If you aren’t in the know, Thomas Bergersen is the co-owner of Two Steps from Hell, a company that makes music for movies and movie trailers, among other things. He is a classical composer, and a good one at that, offering a modern sound injected with rock, pop, folk, and other elements. His style is epic and cinematic to the furthest reaches of those terms.
Yet, Humanity: Chapter III is different. It is a new side to Bergersen’s iconic sound. The difference in sound is directly related to the topic at hand, as well, which happens to be Love. We’re talking love between individuals and love in general, and more specifically the journey of first sight to first kiss to growing old together to rising as one into the grand cosmic void of love, time, and being. It’s a magical vision, and one that you can feel through each track.
That might be a good adjective to describe the mood and spirit of this record: magical. The sound, prompted by Love, is much gentler than normal. Bergersen really restrained himself here. In fact, the sound is notably more ambient, hovering, and atmospheric, as if we are watching two people join together in the most sacred of human interactions. The strings whisper to us, even Bergersen’s cello, which is put to good use here (especially on “Sparks”). And the entire point seems to be that of storytelling rather than abstraction, like on the previous two albums.
From my description, this album should be exactly my style. That’s what I expected. However, I find that Chapter III is a little less imaginative and a little less varied than the first couple chapters. I appreciate every single song on this album, but most of them sound very similar, however strong the central melodies may be. I am sure this is on purpose, but it does make the album less interesting, and therefore less impactful for me. Sure, there are still moments of bombast and climax, but they are few and somehow not as potent as I expected.
This album also feels nostalgic, but to a fault. It feels too familiar. It sounds like the emotional, endearing moments in every drama you’ve ever seen. In fact, there are moments that remind me of everything from The Family Stone to Home Alone 2. I know that is a weird comment to make, but again and again this album just sounds like reworked versions of scores from movies we all know and love. That isn’t exactly a bad thing, but it does make the album less of a draw in the long run.

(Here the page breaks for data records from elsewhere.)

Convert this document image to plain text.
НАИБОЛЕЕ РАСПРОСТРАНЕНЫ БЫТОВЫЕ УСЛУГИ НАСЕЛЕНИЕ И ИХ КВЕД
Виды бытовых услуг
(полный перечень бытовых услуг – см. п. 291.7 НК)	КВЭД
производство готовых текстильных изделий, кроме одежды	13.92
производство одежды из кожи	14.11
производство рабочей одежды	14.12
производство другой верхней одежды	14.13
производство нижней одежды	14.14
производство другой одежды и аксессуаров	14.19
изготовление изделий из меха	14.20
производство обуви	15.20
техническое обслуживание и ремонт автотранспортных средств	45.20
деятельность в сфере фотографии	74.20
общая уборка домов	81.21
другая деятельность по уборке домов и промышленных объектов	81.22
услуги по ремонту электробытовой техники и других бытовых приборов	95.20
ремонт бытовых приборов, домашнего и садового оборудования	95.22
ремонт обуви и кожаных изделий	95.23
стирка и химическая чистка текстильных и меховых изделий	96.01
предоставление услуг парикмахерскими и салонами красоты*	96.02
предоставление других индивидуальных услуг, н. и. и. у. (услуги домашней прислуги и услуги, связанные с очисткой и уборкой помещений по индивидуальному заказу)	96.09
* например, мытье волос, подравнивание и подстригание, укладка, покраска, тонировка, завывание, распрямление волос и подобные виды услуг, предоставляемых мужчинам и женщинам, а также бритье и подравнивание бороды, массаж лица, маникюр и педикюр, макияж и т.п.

There are some moments that pop, though. I really like the cello in “Sparks” and the overall feeling it brings. I like the hovering uncertainty and attraction of “Butterflies”. I really like the climactic “Magic”. I even love the subtle and traditional classical nature of “Growing Old Together”. I think “Love Suite” and “Sunshower” are probably the best tracks on the album, the former having great melodies and highlights, and the latter being a ten-minute slow burn that launches into an emotional finale that is really something to behold. So good.
I should mention that this chapter has probably the weakest tracks with vocals of the three thus far. Some of the songs on the last two albums blew my mind with gigantic vocal performances, but here there isn’t much of that. Don’t get me wrong: both Audrey Karrasch and Kimera Morrell have excellent voices. It is the songs they are given that aren’t as good. The centerpiece vocal performance is “You”, and while I do find it catchy, it isn’t all that memorable and the main melody is a bit too “mainstream pop” for my tastes. In fact, it reminds me of a bunch of pop songs I’ve heard before, but I couldn’t name them if I tried.
Overall, the Humanity series continues to be a success, and I’m excited to hear Chapter IV when it releases in late summer (?). I’m starting to wonder if this series could have been condensed into maybe three albums, rather than seven. That remains to be seen, but I suspect it will be true. Still, this is beautiful music, and there is nothing bad or amateur about any of it.